Le présent article[1] [2] décrit une démarche tutorale en trois étapes qui favorise chez l’étudiant le développement de la capacité de réviser ses textes, et ce, dans leurs composantes textuelles et discursives autant que linguistiques. Cette démarche est utilisée avec succès au Centre de développement des compétences langagières (CDCL) de la Faculté des sciences de l’éducation de l’Université Laval. Bien qu’elle soit issue du contexte du tutorat en français écrit à l’université, elle pourrait être expérimentée dans les centres d’aide en français des établissements d’enseignement collégial (CAF) ou adaptée sans trop de difficulté à l’enseignement à des groupes, notamment dans les cours d’appoint en français écrit.

La démarche peut être résumée comme suit. Guidé par la tutrice[3], l’étudiant est invité à effectuer trois relectures d’un de ses textes, chacune étant axée autour d’un ordre de questionnement et d’intervention spécifique, à savoir :

  1. l’examen du texte sous l’angle de l’efficacité et de la clarté, une opération activée et validée par un lecteur fictif au profil soigneusement défini, et dont découle la réécriture des passages défaillants pour leur conférer davantage de pertinence et de cohérence;
  2. l’identification et la correction des erreurs de syntaxe, de vocabulaire et de ponctuation;
  3. l’identification et la correction des erreurs d’orthographe lexicale ou grammaticale.

L’objectif général est de développer l’autonomie du scripteur, c’est-à-dire son bon jugement en matière de communication écrite ainsi que ses habiletés rédactionnelles et linguistiques. Pour une grande part, surtout dans la première étape, la démarche fait appel davantage à l’intuition de l’étudiant qu’à ses connaissances déclaratives sur, par exemple, la structuration des textes. On table ainsi fortement sur son expérience de lecteur acquise au fil des ans, qu’on l’amène à exploiter pour rendre son texte accessible, pertinent et cohérent dans le contexte de la formation postsecondaire.
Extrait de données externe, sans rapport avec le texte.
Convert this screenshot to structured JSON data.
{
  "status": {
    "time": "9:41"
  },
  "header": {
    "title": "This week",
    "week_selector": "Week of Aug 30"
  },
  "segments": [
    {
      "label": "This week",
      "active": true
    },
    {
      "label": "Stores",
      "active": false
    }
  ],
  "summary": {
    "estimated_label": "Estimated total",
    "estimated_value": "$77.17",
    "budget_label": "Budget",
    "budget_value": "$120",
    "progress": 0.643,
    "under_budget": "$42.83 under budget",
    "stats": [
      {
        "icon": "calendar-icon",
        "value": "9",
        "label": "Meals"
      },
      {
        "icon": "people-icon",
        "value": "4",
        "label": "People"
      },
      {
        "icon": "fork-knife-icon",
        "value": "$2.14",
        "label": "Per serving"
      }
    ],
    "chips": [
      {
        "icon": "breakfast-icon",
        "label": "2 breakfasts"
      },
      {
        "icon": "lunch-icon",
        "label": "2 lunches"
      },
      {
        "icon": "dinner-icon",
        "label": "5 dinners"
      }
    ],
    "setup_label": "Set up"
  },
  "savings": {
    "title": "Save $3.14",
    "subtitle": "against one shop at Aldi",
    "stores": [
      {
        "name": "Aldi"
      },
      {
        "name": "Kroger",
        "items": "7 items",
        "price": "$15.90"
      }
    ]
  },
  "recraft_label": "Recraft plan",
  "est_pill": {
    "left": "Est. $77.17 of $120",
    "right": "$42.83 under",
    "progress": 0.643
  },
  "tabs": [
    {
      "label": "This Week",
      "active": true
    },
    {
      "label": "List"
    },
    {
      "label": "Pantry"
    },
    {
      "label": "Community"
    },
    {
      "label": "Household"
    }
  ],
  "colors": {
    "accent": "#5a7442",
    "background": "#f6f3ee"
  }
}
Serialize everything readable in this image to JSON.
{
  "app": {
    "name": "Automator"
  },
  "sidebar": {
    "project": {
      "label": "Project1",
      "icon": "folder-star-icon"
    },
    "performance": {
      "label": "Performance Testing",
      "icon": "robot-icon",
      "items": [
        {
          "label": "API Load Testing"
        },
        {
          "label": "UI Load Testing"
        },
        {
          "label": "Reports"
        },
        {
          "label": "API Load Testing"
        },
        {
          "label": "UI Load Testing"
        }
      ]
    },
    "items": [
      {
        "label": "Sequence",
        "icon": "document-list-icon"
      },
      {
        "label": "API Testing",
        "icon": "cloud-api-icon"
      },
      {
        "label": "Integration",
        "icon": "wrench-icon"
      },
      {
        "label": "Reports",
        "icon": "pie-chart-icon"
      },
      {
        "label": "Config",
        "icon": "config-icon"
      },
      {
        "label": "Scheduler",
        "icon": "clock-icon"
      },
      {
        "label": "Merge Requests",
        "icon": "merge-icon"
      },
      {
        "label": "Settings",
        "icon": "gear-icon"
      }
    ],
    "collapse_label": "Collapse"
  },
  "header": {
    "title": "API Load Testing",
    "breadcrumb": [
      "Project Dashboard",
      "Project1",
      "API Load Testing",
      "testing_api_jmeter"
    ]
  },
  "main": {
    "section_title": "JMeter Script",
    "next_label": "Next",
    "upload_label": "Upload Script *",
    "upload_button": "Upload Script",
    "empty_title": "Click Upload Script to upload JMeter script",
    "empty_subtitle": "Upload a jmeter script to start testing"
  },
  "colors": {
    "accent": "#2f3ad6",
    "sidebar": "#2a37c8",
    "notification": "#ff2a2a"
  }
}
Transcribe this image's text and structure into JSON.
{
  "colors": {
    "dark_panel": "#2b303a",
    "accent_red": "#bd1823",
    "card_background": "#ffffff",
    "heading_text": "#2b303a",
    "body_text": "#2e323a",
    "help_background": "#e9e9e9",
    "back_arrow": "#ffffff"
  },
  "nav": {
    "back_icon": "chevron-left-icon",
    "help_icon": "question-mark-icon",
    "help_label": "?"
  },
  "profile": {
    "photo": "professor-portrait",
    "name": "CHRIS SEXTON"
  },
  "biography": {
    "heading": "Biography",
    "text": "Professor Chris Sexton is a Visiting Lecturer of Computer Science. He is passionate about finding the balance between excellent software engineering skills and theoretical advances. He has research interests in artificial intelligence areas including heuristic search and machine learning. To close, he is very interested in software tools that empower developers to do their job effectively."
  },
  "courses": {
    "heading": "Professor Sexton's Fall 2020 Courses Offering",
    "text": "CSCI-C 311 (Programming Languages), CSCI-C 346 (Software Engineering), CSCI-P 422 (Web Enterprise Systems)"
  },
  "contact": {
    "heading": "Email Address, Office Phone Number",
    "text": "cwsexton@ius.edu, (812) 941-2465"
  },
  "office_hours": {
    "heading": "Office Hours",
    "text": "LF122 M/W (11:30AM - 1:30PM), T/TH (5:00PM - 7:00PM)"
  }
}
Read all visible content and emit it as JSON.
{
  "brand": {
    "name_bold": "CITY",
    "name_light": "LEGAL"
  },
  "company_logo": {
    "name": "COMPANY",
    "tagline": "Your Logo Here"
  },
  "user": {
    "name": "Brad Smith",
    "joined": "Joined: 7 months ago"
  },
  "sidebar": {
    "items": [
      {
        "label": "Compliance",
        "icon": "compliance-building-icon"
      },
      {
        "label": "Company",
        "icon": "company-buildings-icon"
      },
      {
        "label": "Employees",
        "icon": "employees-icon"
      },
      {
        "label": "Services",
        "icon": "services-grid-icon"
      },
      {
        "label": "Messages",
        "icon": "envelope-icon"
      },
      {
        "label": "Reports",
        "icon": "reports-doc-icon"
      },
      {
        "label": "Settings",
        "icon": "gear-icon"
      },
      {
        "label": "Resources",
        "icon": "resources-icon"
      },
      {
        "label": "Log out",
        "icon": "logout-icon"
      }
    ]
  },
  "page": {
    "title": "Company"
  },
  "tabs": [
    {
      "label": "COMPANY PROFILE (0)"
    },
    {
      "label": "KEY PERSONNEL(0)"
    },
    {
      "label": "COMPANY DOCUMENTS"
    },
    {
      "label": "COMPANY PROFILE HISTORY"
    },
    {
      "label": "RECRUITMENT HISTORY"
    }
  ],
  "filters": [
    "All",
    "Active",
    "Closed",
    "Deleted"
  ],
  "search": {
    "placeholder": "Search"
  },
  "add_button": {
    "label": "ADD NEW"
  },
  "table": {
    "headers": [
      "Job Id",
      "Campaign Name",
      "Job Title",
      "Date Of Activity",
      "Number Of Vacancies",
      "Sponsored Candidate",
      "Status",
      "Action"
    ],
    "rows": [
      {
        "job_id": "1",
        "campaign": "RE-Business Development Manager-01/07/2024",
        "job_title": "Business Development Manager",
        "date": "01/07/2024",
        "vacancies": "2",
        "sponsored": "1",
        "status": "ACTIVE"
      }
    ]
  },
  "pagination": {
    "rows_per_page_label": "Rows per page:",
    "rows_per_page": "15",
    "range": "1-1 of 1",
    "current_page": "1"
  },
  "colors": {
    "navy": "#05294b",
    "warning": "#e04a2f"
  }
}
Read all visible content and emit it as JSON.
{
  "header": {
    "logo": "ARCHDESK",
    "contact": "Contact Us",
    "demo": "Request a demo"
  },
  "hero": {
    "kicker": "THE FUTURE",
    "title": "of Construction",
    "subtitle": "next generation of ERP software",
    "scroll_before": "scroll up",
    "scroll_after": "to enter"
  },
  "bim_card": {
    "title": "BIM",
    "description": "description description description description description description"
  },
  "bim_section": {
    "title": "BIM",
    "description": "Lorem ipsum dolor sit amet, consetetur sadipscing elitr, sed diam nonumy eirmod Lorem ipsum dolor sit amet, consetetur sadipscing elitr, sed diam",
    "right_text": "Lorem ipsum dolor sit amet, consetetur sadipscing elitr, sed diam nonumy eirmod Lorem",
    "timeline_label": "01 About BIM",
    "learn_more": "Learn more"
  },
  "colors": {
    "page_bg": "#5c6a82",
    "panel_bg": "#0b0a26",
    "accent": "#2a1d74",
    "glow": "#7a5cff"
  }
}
La démarche porte exclusivement sur la révision, mais ne s’inscrit pas dans une perspective selon laquelle « réviser son texte » ne serait que la dernière étape du processus rédactionnel… s’il reste du temps! En effet, le scripteur compétent, jusqu’à la fin du processus, écrit et révise de manière concomitante, et non successive (Chartrand, 2013). C’est cette habileté qu’on doit viser à développer chez les étudiants. De même, il ne faut pas perdre de vue, dans le cadre de la démarche proposée, les autres étapes du processus rédactionnel : analyse du mandat, compréhension et respect des consignes, planification, mise en texte, etc. Dans les paragraphes qui suivent, la présentation de la démarche est forcément schématique et il revient aux professeurs de l’adapter au contexte dans lequel ils travaillent. La souplesse est de rigueur, si je puis dire!

Tout enseignement de la révision, en classe de français ou dans le cadre d’une démarche tutorale comme celle que je propose, doit avoir pour but de renforcer la capacité d’identifier et de corriger les défauts d’un texte, de quelque domaine de la production textuelle qu’ils relèvent. Or, la plupart des personnes qui s’adressent aux services d’aide en français ou qui suivent un cours de mise à niveau en français écrit n’ont pas une méthode de révision très efficace : elles se relisent, mais « en échappent » beaucoup!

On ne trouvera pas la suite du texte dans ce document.